Picture 20 massage tables, with people lying down and being gently touched, with music playing in the background. On Yom Kippur.
That was the custom at Makom Ohr Shalom in Woodland Hills. Although it's been modified to sitting on tables, it's one of the off-beat traditions at the XX synagogue. "Each time I had the opportunity to do that to others, and to lie on the table myself, I had the sense that not only does your mind, heart and soul experience Yom Kippur, but also your body," said Rabbi Zalman Schachter-Shalomi, who leads services at the Woodland Hills synagogue every Yom Kippur.
"It is simply holding people in a gentle way to say that you can let go and relax, and all the knots that are in your body, that feel unforgiven, on Yom Kippur, you can let go of that."
It is the 10th year that 78-year-old Reb Zalman (as Schachter-Shlomi is known), will be traveling from his home in Boulder, Colo. to lead the Yom Kippur services at Makom Ohr Shalom. Like congregants in most other Los Angeles synagogues on Yom Kippur, Makom Ohr Shalom members do the typical Yom Kippur thing -- fasting and praying -- but the service is not your average sit-all-day-in-your-seat affair. The service at Makom Ohr Shalom includes elements of meditation, teaching, questions and music, and eschews the practice of only giving aliyot to the synagogue big shots. Instead, they have mass aliyot, where everyone can share the aliyah, so that no one feels left out.
For Reb Zalman, it is a service that has all the spiritual characteristics he is looking for. "When you enter a synagogue," said Reb Zalman, "it is not only that you enter the synagogue with your body, but you are entering the sacred space, a safe and sacred space where you are allowed to enter into altered consciousness. This is what Makom Ohr Shalom provides."
While Yom Kippur massages are not the norm in most synagogues, neither is Reb Zalman. He is a Chabad renegade who is as at home with Buddhists and Sufis as he is with the many thousands of Jews that he bought back to Judaism.
He began his rabbinical career as an outreach rabbi and student of Rabbi Menachem Mendel Schneersohn, the late Lubavitcher Rebbe, who taught him in all matters spiritual. "Chabad had wonderful things that nobody had in Judaism," Reb Zalman said. "They taught you how to meditate, they taught you how to daven in depth, they taught you how to understand the kabbalistic cosmology, and the psychology, so that you can work on your own transformation."
Still, Reb Zalman eventually broke with Chabad and Orthodoxy, because he felt that traditions needed to move forward. "It is not as if all of a sudden I had these ideas and there was a rebellion," he said of his break. "The point here is that Orthodoxy said 'as we used to do it before, so we always have to do it,' which doesn't allow for historical development. I looked in Jewish history, and I saw that the Baal Shem Tov [the rabbi credited with founding the Chasidic movement] did not just restore things to what it was earlier, he was renewing things, which is to say, 'How do we do in our generation what they did in their generation?'"

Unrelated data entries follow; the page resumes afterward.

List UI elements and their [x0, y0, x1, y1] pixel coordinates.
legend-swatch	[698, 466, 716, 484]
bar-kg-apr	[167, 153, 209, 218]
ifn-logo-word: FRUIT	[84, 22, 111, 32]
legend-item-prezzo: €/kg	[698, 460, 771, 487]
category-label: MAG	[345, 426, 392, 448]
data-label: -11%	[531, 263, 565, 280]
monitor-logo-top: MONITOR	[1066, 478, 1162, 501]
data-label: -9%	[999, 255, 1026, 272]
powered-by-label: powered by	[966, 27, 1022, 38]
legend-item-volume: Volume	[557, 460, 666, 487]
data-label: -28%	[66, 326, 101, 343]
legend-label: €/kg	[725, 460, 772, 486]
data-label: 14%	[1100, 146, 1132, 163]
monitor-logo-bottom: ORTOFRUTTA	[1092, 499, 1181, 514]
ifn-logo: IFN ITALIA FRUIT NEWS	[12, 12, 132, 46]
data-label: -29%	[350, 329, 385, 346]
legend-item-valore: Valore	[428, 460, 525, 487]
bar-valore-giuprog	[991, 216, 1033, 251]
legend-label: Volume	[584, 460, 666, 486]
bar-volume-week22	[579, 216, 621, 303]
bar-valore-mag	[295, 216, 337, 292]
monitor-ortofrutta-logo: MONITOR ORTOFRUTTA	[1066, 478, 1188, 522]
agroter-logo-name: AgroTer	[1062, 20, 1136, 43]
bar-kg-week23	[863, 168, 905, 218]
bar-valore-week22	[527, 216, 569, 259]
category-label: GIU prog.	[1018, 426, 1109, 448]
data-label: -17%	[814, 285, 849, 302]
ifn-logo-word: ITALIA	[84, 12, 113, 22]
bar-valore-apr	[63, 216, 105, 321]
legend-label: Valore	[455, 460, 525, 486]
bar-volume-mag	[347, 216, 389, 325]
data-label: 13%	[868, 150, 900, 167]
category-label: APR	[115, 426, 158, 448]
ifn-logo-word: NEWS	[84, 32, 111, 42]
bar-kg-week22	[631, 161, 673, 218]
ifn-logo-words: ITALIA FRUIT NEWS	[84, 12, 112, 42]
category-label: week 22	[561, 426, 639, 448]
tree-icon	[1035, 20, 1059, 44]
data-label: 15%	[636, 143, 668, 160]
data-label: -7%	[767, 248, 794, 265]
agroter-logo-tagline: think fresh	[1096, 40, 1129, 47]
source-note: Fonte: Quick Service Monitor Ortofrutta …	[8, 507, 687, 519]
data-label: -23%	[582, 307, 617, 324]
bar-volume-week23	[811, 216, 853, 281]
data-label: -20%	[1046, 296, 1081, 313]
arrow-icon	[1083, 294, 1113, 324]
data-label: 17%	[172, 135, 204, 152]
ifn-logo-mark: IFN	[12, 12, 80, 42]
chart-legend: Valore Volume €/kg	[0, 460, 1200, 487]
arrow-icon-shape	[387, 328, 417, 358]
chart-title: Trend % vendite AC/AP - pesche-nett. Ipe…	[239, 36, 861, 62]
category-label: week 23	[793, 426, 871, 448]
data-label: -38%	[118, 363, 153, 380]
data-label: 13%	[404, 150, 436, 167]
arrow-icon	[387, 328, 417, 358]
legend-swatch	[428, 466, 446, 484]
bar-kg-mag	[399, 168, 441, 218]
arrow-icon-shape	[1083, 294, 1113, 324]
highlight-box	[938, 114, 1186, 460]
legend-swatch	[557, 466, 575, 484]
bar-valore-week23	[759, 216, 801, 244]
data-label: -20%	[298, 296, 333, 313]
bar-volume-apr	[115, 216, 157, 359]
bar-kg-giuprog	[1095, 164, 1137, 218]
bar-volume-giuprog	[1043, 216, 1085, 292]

It was his passion for rejuvenation that lead Reb Zalman to start the Jewish Renewal Movement in the 1960s. Jewish Renewal is an approach to Judaism that is based on five tenets: an appreciation of Jewish mysticism, davenology (a term Reb Zalman coined, which is a way of approaching prayer so that it becomes "experiential"), feminism, environmentalism (which Reb Zalman calls being eco-kosher) and a nontriumphalist approach to Judaism. "Most of the religions in the past have said that when their messiah comes, that will show that they have been right and all the others are wrong," said Reb Zalman, explaining the last tenet. "Our point is no. All religions are like vital organs of the planet, and you can't cut one out and expect that [it] will live."
Reb Zalman has also been instrumental in promoting interreligious dialogue. He was part of an eight-member delegation of Jewish religious leaders who traveled to Dharamsala, India, to visit the Dalai Lama in exile to have an exchange of spiritual ideas. He encourages his congregants to have a Muslim come and hold the baby and read the opening of the Koran before a brit milah, because Muslims also practice circumcision. He also invites Muslims to his house for dinner during Ramadan, so that they don't have to cook while they are fasting. He does this because he believes that spiritual dialogue will accomplish what politics cannot.
For Reb Zalman, it is the passion he feels for his religion that drives him. "It is not a burning angry intensity," he said, "but a very loving intensity."